Gastvortrag Razia Sultanova

“You claim you are Uzbek, but you can’t play Dutar!”:
Music and National Identity of Uzbeks in Afghanistan

in english


Montag,17. März 2014 / 18.00 Uhr
ORT: Seminarraum des Instituts für 
Volksmusikforschung und Ethnomusikologie,
(AW U0213), Ungargasse 14/2. Stock,1030 Wien

Afghanistan is a war-torn country sitting in an important geostrategic location which connects the Middle East with Central Asia and the Indian subcontinent. Since the 1970s, the country has lived through a number of invasions and continual combat, with agents like the Soviets, Mujahedin, Taliban and the Western Alliance producing chaos and turmoil for daily life, through which cultural forms and values are still surviving. Today, Afghanistan‘s rich music scene combines the sounds of militant anthems with energetic pop music and deeply devotional Sufi chants performed in different places for different occasions in different languages (Dari, Pashto, Hazara, Uzbek, Turkmen). The variety of music performed in Afghanistan poses questions about the identity of that musical culture and its connections with the music of the wider region of Central Asia.
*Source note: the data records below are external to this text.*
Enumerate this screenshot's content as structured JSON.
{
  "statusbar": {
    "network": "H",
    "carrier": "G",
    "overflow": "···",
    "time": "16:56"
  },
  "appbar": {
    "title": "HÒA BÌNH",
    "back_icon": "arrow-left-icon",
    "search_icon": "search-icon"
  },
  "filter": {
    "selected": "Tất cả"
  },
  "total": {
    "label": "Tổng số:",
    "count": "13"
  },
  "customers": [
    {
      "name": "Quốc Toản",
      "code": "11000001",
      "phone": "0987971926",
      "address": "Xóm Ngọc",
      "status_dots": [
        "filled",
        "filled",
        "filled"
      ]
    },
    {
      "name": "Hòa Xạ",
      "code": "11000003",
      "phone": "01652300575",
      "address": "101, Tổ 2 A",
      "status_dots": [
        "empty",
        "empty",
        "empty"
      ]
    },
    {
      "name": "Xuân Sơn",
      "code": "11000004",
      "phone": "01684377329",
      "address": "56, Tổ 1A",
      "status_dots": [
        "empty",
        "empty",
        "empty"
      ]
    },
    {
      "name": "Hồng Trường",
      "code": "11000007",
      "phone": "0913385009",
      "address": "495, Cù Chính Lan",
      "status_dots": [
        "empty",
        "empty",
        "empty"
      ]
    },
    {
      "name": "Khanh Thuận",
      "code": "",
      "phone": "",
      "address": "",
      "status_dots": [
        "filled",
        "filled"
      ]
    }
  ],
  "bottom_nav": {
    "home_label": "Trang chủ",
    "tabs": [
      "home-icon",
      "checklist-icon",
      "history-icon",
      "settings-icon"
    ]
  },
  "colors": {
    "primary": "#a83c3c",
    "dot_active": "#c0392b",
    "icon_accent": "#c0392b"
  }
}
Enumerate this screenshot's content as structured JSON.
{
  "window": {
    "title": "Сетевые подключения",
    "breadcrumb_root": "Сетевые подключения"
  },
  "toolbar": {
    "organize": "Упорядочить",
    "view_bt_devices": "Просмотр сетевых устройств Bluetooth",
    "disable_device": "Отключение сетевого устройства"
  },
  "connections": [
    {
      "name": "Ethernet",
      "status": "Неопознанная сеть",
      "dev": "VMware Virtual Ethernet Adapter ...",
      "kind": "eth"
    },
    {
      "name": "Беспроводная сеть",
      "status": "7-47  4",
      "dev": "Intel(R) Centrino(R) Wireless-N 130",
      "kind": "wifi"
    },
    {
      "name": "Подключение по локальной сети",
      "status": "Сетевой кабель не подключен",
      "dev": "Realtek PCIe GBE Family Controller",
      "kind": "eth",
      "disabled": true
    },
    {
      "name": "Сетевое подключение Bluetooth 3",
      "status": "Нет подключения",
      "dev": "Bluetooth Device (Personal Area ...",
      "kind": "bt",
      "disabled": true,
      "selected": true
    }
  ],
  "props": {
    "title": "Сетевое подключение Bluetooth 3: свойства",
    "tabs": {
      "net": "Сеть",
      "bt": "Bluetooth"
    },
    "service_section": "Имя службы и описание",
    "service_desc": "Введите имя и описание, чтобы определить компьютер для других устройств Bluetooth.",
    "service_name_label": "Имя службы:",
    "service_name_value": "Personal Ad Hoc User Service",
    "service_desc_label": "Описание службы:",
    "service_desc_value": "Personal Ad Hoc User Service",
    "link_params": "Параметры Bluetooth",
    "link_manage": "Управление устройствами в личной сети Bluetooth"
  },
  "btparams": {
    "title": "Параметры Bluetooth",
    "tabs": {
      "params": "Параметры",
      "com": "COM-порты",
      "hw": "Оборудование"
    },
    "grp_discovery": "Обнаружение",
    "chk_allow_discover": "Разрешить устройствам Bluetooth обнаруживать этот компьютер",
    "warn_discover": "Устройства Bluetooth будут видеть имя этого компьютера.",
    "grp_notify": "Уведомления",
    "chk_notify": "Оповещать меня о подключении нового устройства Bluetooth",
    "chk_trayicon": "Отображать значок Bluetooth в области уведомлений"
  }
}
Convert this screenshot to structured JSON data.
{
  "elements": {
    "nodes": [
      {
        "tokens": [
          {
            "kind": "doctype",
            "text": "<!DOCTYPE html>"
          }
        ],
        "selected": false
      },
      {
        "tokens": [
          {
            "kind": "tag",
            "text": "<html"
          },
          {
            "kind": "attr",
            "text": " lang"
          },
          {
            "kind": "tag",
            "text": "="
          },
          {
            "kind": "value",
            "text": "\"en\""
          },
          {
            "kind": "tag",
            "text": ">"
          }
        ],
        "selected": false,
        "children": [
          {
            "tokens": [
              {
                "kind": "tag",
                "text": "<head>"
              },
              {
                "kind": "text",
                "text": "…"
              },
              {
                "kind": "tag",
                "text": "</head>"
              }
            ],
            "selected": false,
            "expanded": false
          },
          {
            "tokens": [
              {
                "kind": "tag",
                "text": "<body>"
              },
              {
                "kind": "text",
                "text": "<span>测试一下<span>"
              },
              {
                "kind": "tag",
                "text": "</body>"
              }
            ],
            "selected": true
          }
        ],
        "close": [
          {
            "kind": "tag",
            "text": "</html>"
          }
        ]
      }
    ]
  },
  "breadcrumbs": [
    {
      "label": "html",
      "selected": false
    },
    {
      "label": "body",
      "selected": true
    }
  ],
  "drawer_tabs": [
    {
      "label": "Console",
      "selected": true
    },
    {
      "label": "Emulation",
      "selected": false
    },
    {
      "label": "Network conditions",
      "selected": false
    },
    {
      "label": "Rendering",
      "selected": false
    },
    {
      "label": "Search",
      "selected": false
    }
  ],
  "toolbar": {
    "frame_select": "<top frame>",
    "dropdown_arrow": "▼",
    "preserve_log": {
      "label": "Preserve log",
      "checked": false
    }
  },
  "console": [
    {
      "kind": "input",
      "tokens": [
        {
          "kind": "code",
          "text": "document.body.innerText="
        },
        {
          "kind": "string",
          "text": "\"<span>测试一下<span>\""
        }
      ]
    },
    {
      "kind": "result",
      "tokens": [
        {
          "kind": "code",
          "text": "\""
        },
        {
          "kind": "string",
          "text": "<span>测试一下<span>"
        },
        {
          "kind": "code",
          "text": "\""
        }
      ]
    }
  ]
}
However the main sources for the presentation are the interviews with famous north Afghan singer and musician Usto Said Kamoliddin who is considered to be the founder of a particular school of Uzbek traditional music. This school deserves the exploration of national identity as a social category for Uzbek communities in their life in Afghanistan


Razia Sultanova is a Fellow at the Faculty of Asian and Middle Eastern Studies, University of Cambridge, and Director of the Centre for Central Asian music. She graduated from the Uzbek State Conservatory and was awarded her PhD by the Moscow State Conservatory. Razia Sultanova is the editor of a special issue „Music and Identity in Central Asia“ of the journal “Ethnomusicology Forum“ (2005) and of the book „Sacred Knowledge: Schools or revelation? Master-Apprentice System of Oral Transmission in the Music of the Turkic Speaking World“ (2009). The second edition of her monograph “From Shamanism to Sufism: Women, Islam and Culture in Central Asia“ (2011) is currently being published by IBTauris, London-New York.